4. CIRCULAR DICHROISM (CD) ANALYSIS

The CD is used to characterize the triple-helical structure of the collagen. A CD of a physiological collagen has a negative peak at a wavelength of about 195 nm and has a positive peak at a wavelength of about 220 nm. The positive absorption peak is a typical feature of the circular dichroism of a L-configuration of polyproline. In addition to a position of the negative peak, it can be indicated that the triple-helical structure of the collagen is intact. If the positive peak at 220 nm is not detected, it is indicated that no triple helix structure exists. As a ratio of the positive peak to the negative peak is larger, the triple helix structure is more intact, and a content of the triple helix structure is higher.

As shown in FIGS. 7 and 8, FIGS. 7 and 8 show circular dichroism results of the collagens corresponding to the Embodiment 1 and the Embodiment 2, respectively. The collagens of the Embodiment 1 and the Embodiment 2 each shows a characteristic positive peak at about 220 nm and shows a characteristic negative peak at about 195 nm. Therefore, the collagens of the Embodiment 1 and the Embodiment 2 each has the triple helical structure.
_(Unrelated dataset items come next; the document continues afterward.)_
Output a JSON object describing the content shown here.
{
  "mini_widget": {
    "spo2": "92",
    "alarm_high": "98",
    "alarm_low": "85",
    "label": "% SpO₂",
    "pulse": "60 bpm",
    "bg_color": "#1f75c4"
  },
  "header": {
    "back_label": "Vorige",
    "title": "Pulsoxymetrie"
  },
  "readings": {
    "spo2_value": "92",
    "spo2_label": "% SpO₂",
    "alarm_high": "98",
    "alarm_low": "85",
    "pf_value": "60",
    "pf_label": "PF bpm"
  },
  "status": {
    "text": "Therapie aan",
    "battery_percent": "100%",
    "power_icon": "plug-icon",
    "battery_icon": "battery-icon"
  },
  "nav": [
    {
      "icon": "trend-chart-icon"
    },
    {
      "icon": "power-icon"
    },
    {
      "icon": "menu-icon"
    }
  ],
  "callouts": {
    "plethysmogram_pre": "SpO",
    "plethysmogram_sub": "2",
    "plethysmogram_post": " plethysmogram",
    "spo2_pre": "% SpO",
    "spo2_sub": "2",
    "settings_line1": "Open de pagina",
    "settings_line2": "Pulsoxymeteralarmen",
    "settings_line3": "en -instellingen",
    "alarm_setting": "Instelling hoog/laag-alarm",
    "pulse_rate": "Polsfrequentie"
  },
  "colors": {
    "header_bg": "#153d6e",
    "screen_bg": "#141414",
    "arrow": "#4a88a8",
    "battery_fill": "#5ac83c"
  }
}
5. DIFFERENTIAL CALORIMETRIC SCANNING (DSC) ANALYSIS

As shown in FIG. 9, FIG. 9 shows a differential calorimetric scanning pattern of the collagen corresponding to the Embodiment 3, and a melting peak at 118.49° C. is shown, indicating that the collagen is structurally intact and has a high thermal melting temperature.

The above description describes only examples of the present disclosure, and does not limit the scope of the present disclosure. Any equivalent structure or equivalent process transformations performed based on contents of the specification and the accompanying drawings of the present disclosure, applied directly or indirectly in other related technical fields, shall all be equivalently included in the scope of the present disclosure.